While Jean could have simply asked teachers to demonstrate what they remember, she has chosen instead to film the messier, lengthier process of reconstruction and transmission: of piecing dances back together, mostly from memory, and passing them on to a younger group of current competitors. This has allowed for a study of generational differences: How do dancers today relate to material from 30, 40, 50 years ago? How have trends and techniques evolved, or not? What can or should be recovered from styles of the past?
To dig further into the stories behind the steps, Jean has also invited guests to be interviewed through the Oral History Project of the library’s Jerome Robbins Dance Division, to narrate their experiences in Irish dance for future researchers. These recollections situate the physical practice of dancing within a broader context, a framework of personal and cultural memory. Narrators speak of gathering in the back rooms of bars for class; of sprawling summer days spent at feiseanna with friends and family (back when a feis was typically an outdoor communal event); of teachers both inspirational and intimidating, even physically abusive in some instances. They attempt to articulate what dancing feels like, a subject not often discussed in Irish dance, which prioritizes doing over feeling, much as it values quantifiable achievement over the less measurable work of knowing your history.
As an oral history collector, I’ve found this question — “How did/does dancing feel in your body?” — to be revealing. The answer is rarely direct and often relates to music. As Joan McNiff Cass told me, “Well, the physical sensation . . . I think it has more to do with the music. It’s keeping time with the music.” Her answer leads me to consider that keeping time is a feeling, perhaps of stability or control. Of her favorite dance, the slip jig, Cass said, “You feel like you have control in a sense, don’t you? . . . I used to think, ‘I can do this. I could be perfect at this maybe.’ ” Perfection, accomplishment, getting it right: These are themes that, throughout the oral histories, arise again and again. They are fundamental to the culture of Irish dance.

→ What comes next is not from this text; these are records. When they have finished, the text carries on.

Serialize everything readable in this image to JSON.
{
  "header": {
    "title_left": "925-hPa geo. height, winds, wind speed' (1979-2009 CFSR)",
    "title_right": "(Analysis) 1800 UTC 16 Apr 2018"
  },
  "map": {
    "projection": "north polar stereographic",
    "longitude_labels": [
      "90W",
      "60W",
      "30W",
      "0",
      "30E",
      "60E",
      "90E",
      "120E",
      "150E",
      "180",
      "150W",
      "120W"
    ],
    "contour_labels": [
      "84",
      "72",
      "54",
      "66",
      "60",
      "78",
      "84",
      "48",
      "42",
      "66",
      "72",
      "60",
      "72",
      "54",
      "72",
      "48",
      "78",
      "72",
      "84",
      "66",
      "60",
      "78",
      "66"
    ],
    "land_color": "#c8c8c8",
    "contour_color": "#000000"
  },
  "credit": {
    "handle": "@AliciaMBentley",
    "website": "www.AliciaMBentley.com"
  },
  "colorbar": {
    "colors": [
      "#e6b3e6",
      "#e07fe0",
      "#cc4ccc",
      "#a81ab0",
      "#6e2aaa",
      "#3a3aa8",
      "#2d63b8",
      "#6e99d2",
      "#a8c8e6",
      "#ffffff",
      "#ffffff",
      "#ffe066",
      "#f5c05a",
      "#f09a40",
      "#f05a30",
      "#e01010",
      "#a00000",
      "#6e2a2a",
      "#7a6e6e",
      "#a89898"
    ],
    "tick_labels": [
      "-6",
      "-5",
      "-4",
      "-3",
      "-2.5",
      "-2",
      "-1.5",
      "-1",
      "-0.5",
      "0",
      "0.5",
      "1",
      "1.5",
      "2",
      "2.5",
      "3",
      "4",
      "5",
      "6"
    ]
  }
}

What to do with all this information, much of which is being recorded for the first time? Linda Murray, the Dance Division’s Dublin-born curator, has noted that in the library’s vast and diverse dance collection, the largest in the world, Irish dance has always been underrepresented. Helping to fill this gap, all oral histories and video footage from Our Steps will enter the collection and be available to the public. This influx of new research materials lays the groundwork, hopefully, for new strides in Irish dance scholarship and advancements in the field of Irish cultural studies. It will also serve as the jumping-off point for Jean’s new installation and performance, The Stepping Fields, set to premiere at Dublin’s Royal Hibernian Academy in 2021.
At a second Dance Division residency in June 2019, Jean turned her attention to fine-tuning dances taught the summer before. Learning a sequence of steps is one thing; understanding their original textures and rhythmic nuances is another. “Less muscle,” she told one dancer, summing up a key distinction between today’s extreme athleticism and the more relaxed style she grew up with in the 1980s. In learning steps from decades past, one of the greatest challenges for the current competitors has been, not surprisingly, to slow down, to resist the urge to fill every millisecond with sound. For them, perfection and speed are inextricably linked; they have learned to keep time at a different pace that, at least for the purposes of competition, shows no signs of relenting. Our Steps proposes that slowing down is not only acceptable; it is essential for moving forward with the integrity of knowing where you came from.
 Our Steps focuses on the competitive circuit overseen by An Coimisiún Le Rincí Gaelacha, the largest and oldest governing organization for Irish dance.
 This essay was written before the Covid-19 pandemic. The opening of The Stepping Fields has since been postponed, along with Our Steps’ first European residency tour of Dublin, Belfast, Glasgow, and London.